US President Donald Trump has met Pope Francis at the Vatican for a short private audience on the third leg of his overseas trip.
He arrived for the meeting along with his wife Melania, daughter Ivanka and son-in-law Jared Kushner.
The meeting was keenly awaited as the two men have already clashed at a distance on issues including migration and climate change.
Mr Trump is meeting Italy’s president and prime minister.
Later, he will fly to Brussels for a Nato summit.
He earlier vowed to help Israelis and Palestinians achieve peace, as he ended the Middle East leg of his tour.
The US leader began his foreign trip with a two-day stop in Saudi Arabia over the weekend, urging Muslim countries to take the lead in combating radicalisation.
Mr Trump and his entourage arrived at the Vatican just before 08:30 local time; the meeting was arranged at the last minute which resulted in the early start time.
The US president was greeted by Archbishop Georg Ganswein, the head of the papal household, and escorted by the Swiss Guard from the Vatican courtyard to the offices of Pope Francis.
Journalists who covered the initial greeting said the pair were cordial with each other.

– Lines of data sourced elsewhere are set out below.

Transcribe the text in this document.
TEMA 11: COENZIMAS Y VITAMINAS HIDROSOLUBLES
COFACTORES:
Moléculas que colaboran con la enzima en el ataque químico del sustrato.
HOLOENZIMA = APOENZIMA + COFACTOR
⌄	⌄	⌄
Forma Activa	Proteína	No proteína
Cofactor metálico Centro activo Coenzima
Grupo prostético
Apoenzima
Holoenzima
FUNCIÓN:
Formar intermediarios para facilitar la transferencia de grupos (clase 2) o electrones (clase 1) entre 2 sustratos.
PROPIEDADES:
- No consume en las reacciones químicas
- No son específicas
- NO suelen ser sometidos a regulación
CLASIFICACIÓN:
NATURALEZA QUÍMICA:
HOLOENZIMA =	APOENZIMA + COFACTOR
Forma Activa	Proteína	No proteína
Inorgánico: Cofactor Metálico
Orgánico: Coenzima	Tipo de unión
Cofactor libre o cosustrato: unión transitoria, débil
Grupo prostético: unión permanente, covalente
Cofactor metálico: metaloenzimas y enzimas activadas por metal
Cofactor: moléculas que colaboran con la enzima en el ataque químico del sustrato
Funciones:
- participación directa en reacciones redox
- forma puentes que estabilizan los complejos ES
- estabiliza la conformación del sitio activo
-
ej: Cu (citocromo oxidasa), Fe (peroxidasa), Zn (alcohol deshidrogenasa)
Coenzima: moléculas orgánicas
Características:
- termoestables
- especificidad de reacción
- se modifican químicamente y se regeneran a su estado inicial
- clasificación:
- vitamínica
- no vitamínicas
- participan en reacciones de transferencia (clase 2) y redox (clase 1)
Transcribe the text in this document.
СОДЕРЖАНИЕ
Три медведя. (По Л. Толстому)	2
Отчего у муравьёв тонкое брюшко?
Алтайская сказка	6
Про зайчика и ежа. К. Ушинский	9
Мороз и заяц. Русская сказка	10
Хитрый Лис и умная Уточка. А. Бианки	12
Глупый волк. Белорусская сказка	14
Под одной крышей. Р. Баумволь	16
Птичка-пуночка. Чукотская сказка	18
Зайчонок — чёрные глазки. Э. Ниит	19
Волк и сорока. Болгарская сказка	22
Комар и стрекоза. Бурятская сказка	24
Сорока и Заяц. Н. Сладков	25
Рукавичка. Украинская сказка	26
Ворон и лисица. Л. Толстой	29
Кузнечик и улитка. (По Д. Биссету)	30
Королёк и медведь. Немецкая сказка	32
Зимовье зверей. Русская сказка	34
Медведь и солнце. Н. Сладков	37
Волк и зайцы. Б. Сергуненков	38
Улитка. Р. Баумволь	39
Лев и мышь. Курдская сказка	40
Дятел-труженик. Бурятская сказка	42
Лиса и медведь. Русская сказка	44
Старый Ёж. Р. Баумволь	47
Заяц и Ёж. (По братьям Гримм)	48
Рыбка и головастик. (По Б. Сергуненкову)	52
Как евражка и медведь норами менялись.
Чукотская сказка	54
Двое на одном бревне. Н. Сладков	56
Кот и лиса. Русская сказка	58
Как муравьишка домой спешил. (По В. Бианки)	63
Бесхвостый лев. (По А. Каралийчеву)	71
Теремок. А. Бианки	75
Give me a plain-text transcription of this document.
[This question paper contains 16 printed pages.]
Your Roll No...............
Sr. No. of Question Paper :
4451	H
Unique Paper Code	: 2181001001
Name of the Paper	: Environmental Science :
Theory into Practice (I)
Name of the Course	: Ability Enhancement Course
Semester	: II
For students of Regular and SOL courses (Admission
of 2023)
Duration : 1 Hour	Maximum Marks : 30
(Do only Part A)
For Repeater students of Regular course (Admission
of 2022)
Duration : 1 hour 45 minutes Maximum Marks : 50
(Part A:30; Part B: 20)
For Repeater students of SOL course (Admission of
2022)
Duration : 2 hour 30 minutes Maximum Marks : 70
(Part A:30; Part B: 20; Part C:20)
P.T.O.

Mr Trump told the Pope “it is a great honour”.
The two men spoke privately for about 20 minutes before returning to a public arena to exchange gifts.
Mr Trump gave the Pope a boxed set of writings by the black civil rights leader Martin Luther King.
The Pope gave Mr Trump a signed copy of a message he delivered for World Peace Day, along with some of his writings about the need to protect the environment. “Well, I’ll be reading them,” Mr Trump told him.
It is hard to think of two more contrasting characters than Pope Francis and President Trump.
On one hand, the Jesuit who has made his mission the championing of the poor and dispossessed; on the other the property developer who has championed getting rich, and surrounded himself with billionaires in his cabinet.
And though this is their first meeting, they’ve already sparred. During the election the Pope on a visit to the Mexico-US border said that people who only think of building walls instead of bridges were not Christian.
Donald Trump described those comments as disgraceful, and accused the pontiff of being a pawn of the Mexican government.
But on Wednesday both men were seeking to find common ground.
After his visit to Saudi Arabia, home to Islam’s holiest sites, and to Israel, this is the final leg of the tour of three of the world’s major religions.
President Trump’s commitment to fighting extremism and intolerance will win approval from the Pope, as will his determination to bring peace to the Middle East.
And the president thinks there’s another reason why they will get on. Back in 2013 he tweeted: “The new Pope is a humble man, very much like me.”
And the entourage?
Mr Trump was joined not only by his wife, daughter and son-in-law but also Secretary of State Rex Tillerson and National Security Adviser HR McMaster.
Both Melania and Ivanka Trump were dressed in black with their heads partially covered, in keeping with a traditional Vatican protocol that is no longer expected to be rigorously observed.
Melania, a Catholic, asked the Pope to bless her rosary beads. In a light-hearted exchange, Pope Francis asked her what she gave her husband to eat, suggesting “pizza”. “Yes, pizza,” she replied.
What next for Mr Trump’s trip?
Mr Trump followed his visit to the Vatican with talks with Italian President Sergio Mattarella at the Presidential Palace. Prime Minister Paolo Gentiloni will later join him at the US ambassador’s residence.
This is Mr Trump’s first visit to Europe since taking office in January.
Security has been stepped up across Rome, with the areas around the Vatican City, the Italian presidential palace and the American ambassador’s residence, where Mr Trump is staying, temporarily closed to traffic.
Despite the heavy police presence, about 100 anti-Trump protesters held a rally in one of Rome’s squares on Tuesday evening.
Later on Wednesday, Mr Trump will fly to Brussels, where significant protests are expected.
For the EU and for Nato, this visit is about damage limitation with the fervent hope of establishing some kind of transatlantic chemistry, the BBC’s Europe editor Katya Adler says.
She adds that the tone in Brussels has gone from off-the-record sneering when the erratic and unpredictable Mr Trump first won the November elections, to outright concern now that the implications of his presidency have begun to sink in.
Mr Trump will end his tour on the Italian island of Sicily at the G7 summit on Friday.